The Federal Register is a daily journal of federal government activity that includes presidential documents, proposed and final rules, and public notices. It is a common measure of an administration’s regulatory activity, accounting for both regulatory and deregulatory actions.
From Feb. 27 through March 3, the Federal Register grew by 1,522 pages for a year-to-date total of 13,654 pages.
The Federal Register hit an all-time high of 95,894 pages in 2016.
This week’s Federal Register featured the following 547 documents:
- 419 notices
- 12 presidential documents
- 45 proposed rules
- 71 final rules
Eleven proposed rules, including proposed revisions of fee schedules for applicants and licensees from the Nuclear Regulatory Commission; eight final rules, including minimum standards for projects funded by the National Electric Vehicle Infrastructure (NEVI) Formula Program from the Federal Highway Administration; and one notice, including approval of rates for inpatient and outpatient medical care provided by Indian Health Service facilities from the Indian Health Service were deemed significant under E.O. 12866—defined by the potential to have large impacts on the economy, environment, public health, or state or local governments.

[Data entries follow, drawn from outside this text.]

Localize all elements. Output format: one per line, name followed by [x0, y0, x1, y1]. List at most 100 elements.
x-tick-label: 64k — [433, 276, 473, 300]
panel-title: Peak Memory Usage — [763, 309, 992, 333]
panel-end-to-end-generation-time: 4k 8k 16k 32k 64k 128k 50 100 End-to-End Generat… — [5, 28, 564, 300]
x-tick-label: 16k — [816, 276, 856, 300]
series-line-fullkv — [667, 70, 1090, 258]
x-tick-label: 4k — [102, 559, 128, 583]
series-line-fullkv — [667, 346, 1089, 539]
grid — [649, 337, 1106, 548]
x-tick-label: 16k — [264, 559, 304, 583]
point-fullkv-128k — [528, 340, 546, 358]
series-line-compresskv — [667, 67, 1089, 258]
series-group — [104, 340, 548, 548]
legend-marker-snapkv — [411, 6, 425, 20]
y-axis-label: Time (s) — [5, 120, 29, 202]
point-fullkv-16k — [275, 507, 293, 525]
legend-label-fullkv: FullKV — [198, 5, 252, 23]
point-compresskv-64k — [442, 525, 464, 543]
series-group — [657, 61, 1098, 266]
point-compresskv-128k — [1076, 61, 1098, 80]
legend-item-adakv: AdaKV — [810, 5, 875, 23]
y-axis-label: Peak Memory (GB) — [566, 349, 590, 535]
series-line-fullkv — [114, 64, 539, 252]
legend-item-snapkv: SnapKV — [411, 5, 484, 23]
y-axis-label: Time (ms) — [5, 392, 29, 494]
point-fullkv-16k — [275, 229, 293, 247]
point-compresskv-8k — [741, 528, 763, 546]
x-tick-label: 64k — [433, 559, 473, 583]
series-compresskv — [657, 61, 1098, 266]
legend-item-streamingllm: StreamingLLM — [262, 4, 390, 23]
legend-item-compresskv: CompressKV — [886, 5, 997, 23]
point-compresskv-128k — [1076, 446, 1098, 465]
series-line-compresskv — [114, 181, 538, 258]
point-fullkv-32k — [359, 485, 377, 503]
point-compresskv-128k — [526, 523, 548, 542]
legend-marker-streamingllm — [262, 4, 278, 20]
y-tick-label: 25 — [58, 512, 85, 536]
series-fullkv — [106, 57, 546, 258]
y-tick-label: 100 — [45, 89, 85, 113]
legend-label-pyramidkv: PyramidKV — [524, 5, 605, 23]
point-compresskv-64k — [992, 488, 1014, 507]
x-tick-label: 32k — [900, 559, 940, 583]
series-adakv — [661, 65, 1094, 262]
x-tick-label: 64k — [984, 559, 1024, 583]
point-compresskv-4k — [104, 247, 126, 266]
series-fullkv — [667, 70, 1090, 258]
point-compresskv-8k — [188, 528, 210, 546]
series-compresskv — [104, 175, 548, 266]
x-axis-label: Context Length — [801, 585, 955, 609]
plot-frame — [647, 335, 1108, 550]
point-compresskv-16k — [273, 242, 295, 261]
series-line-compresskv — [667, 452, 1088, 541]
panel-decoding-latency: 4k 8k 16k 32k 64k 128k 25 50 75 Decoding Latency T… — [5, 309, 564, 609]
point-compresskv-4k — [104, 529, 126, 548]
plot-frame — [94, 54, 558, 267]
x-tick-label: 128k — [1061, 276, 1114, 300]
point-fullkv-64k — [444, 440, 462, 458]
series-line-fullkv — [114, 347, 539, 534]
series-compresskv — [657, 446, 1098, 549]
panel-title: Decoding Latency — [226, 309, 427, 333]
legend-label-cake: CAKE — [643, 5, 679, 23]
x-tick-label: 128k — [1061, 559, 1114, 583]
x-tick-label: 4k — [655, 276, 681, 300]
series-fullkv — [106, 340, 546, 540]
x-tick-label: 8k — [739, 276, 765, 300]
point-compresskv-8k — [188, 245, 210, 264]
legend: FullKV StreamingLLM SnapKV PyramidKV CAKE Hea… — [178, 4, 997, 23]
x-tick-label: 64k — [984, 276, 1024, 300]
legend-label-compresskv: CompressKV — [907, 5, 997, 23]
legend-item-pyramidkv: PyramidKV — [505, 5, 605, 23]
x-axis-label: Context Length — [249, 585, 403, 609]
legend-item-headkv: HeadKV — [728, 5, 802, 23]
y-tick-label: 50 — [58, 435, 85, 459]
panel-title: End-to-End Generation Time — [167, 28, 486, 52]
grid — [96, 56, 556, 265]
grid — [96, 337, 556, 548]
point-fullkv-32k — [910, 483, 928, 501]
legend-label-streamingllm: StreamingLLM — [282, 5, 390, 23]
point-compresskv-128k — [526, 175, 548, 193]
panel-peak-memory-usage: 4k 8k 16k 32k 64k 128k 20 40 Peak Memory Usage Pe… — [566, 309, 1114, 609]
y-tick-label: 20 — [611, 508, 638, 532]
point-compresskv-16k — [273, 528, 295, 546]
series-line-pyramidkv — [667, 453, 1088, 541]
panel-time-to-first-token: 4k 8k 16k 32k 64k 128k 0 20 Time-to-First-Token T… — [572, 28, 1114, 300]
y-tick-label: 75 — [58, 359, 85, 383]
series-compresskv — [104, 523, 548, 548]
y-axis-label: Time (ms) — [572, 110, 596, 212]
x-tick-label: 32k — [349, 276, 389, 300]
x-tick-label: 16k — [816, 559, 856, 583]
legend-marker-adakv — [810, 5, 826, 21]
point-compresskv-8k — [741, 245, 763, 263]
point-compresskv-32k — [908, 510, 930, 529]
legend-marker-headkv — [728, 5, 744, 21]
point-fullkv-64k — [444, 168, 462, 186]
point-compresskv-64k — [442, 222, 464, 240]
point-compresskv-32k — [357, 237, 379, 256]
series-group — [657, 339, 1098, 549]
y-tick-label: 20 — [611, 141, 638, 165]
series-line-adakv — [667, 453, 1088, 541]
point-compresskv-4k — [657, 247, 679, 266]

Significant actions may also conflict with presidential priorities or other agency rules. The Biden administration has issued 68 significant proposed rules, 46 significant final rules, and four significant notices as of March 3.
Ballotpedia maintains page counts and other information about the Federal Register as part of its Administrative State Project. The project is a neutral, nonpartisan encyclopedic resource that defines and analyzes the administrative state, including its philosophical origins, legal and judicial precedents, and scholarly examinations of its consequences. The project also monitors and reports on measures of federal government activity.